When space agencies calculate and establish speed records, these numbers need to be defined and qualified, because there can be more than one frame of reference. In other words, the speed of a spacecraft can be calculated relative to the Earth, the sun, or some other body.
The record for the highest speed at which a spacecraft has launched and escaped from Earth's gravity is held by the New Horizons probe.

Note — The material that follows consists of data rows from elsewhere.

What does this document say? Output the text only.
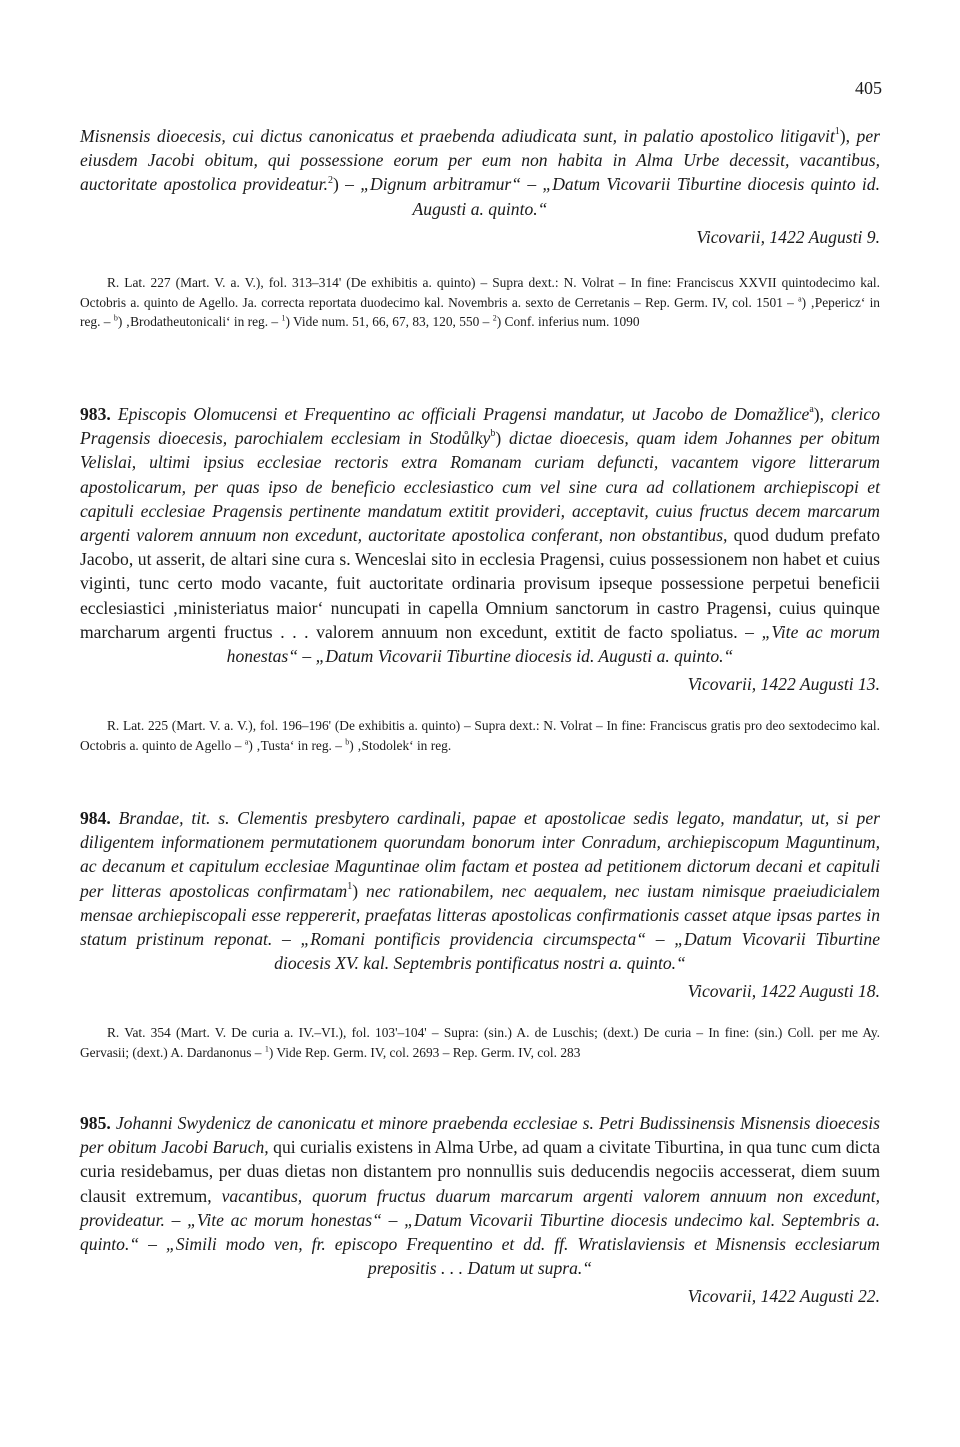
405

Misnensis dioecesis, cui dictus canonicatus et praebenda adiudicata sunt, in palatio apostolico litigavit$^1$), per eiusdem Jacobi obitum, qui possessione eorum per eum non habita in Alma Urbe decessit, vacantibus, auctoritate apostolica provideatur.$^2$) – „Dignum arbitramur“ – „Datum Vicovarii Tiburtine diocesis quinto id. Augusti a. quinto.“

Vicovarii, 1422 Augusti 9.

R. Lat. 227 (Mart. V. a. V.), fol. 313–314' (De exhibitis a. quinto) – Supra dext.: N. Volrat – In fine: Franciscus XXVII quintodecimo kal. Octobris a. quinto de Agello. Ja. correcta reportata duodecimo kal. Novembris a. sexto de Cerretanis – Rep. Germ. IV, col. 1501 – $^a$) ‚Pepericz‘ in reg. – $^b$) ‚Brodatheutonicali‘ in reg. – $^1$) Vide num. 51, 66, 67, 83, 120, 550 – $^2$) Conf. inferius num. 1090

983. Episcopis Olomucensi et Frequentino ac officiali Pragensi mandatur, ut Jacobo de Domažlice$^a$), clerico Pragensis dioecesis, parochialem ecclesiam in Stodůlky$^b$) dictae dioecesis, quam idem Johannes per obitum Velislai, ultimi ipsius ecclesiae rectoris extra Romanam curiam defuncti, vacantem vigore litterarum apostolicarum, per quas ipso de beneficio ecclesiastico cum vel sine cura ad collationem archiepiscopi et capituli ecclesiae Pragensis pertinente mandatum extitit provideri, acceptavit, cuius fructus decem marcarum argenti valorem annuum non excedunt, auctoritate apostolica conferant, non obstantibus, quod dudum prefato Jacobo, ut asserit, de altari sine cura s. Wenceslai sito in ecclesia Pragensi, cuius possessionem non habet et cuius viginti, tunc certo modo vacante, fuit auctoritate ordinaria provisum ipseque possessione perpetui beneficii ecclesiastici ‚ministeriatus maior‘ nuncupati in capella Omnium sanctorum in castro Pragensi, cuius quinque marcharum argenti fructus . . . valorem annuum non excedunt, extitit de facto spoliatus. – „Vite ac morum honestas“ – „Datum Vicovarii Tiburtine diocesis id. Augusti a. quinto.“

Vicovarii, 1422 Augusti 13.

R. Lat. 225 (Mart. V. a. V.), fol. 196–196' (De exhibitis a. quinto) – Supra dext.: N. Volrat – In fine: Franciscus gratis pro deo sextodecimo kal. Octobris a. quinto de Agello – $^a$) ‚Tusta‘ in reg. – $^b$) ‚Stodolek‘ in reg.

984. Brandae, tit. s. Clementis presbytero cardinali, papae et apostolicae sedis legato, mandatur, ut, si per diligentem informationem permutationem quorundam bonorum inter Conradum, archiepiscopum Maguntinum, ac decanum et capitulum ecclesiae Maguntinae olim factam et postea ad petitionem dictorum decani et capituli per litteras apostolicas confirmatam$^1$) nec rationabilem, nec aequalem, nec iustam nimisque praeiudicialem mensae archiepiscopali esse reppererit, praefatas litteras apostolicas confirmationis casset atque ipsas partes in statum pristinum reponat. – „Romani pontificis providencia circumspecta“ – „Datum Vicovarii Tiburtine diocesis XV. kal. Septembris pontificatus nostri a. quinto.“

Vicovarii, 1422 Augusti 18.

R. Vat. 354 (Mart. V. De curia a. IV.–VI.), fol. 103'–104' – Supra: (sin.) A. de Luschis; (dext.) De curia – In fine: (sin.) Coll. per me Ay. Gervasii; (dext.) A. Dardanonus – $^1$) Vide Rep. Germ. IV, col. 2693 – Rep. Germ. IV, col. 283

985. Johanni Swydenicz de canonicatu et minore praebenda ecclesiae s. Petri Budissinensis Misnensis dioecesis per obitum Jacobi Baruch, qui curialis existens in Alma Urbe, ad quam a civitate Tiburtina, in qua tunc cum dicta curia residebamus, per duas dietas non distantem pro nonnullis suis deducendis negociis accesserat, diem suum clausit extremum, vacantibus, quorum fructus duarum marcarum argenti valorem annuum non excedunt, provideatur. – „Vite ac morum honestas“ – „Datum Vicovarii Tiburtine diocesis undecimo kal. Septembris a. quinto.“ – „Simili modo ven, fr. episcopo Frequentino et dd. ff. Wratislaviensis et Misnensis ecclesiarum prepositis . . . Datum ut supra.“

Vicovarii, 1422 Augusti 22.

This 1,054 pound (478 kg), piano-sized spacecraft, which launched in January 2006, sped away from the Earth at a blistering pace of 36,000 miles per hour (almost 58,000 kilometers per hour).
As the first mission to the distant Pluto, New Horizons is currently on a trajectory that will take it more than 3 billion miles away, toward the dwarf planet.
New Horizons' escape speed from Earth beat the previous record of 32,400 mph (about 52,000 km/h), set when Pioneer 10 set out for Jupiter in 1972.
After New Horizon encounters its primary science target, Pluto, and possibly a few of the asteroid-like objects in the Kuiper Belt that stretches beyond Pluto, the probe will leave our solar system. Here, it will join four other spacecraft, and could vie for yet another title: fastest interstellar spacecraft ever launched from Earth.
(Excerpt) Read more at lifeslittlemysteries.com ...
Both were beat by the Event Horizon, which folded space to travel instantaneously between two points.
That movie really gives a view of traveling a through a wormhole in a Sci-Fi thriller point of view. Good Movie.
OK. You’ve answered my question. :-) I just think describing something in terms of something like a piano is silly, given the variation in possible sizes this could represent. Didn’t Schroeder play a piano about a foot long? :-)
Grand piano. Check out my profile page for pics.
MD
While New Horizons is likely to remain the fastest launched spacecraft due to the Atlas 551 launch & relatively small payload, it should be noted that Juno’s orbital velocity around Jupiter will reach ~100,000 mph.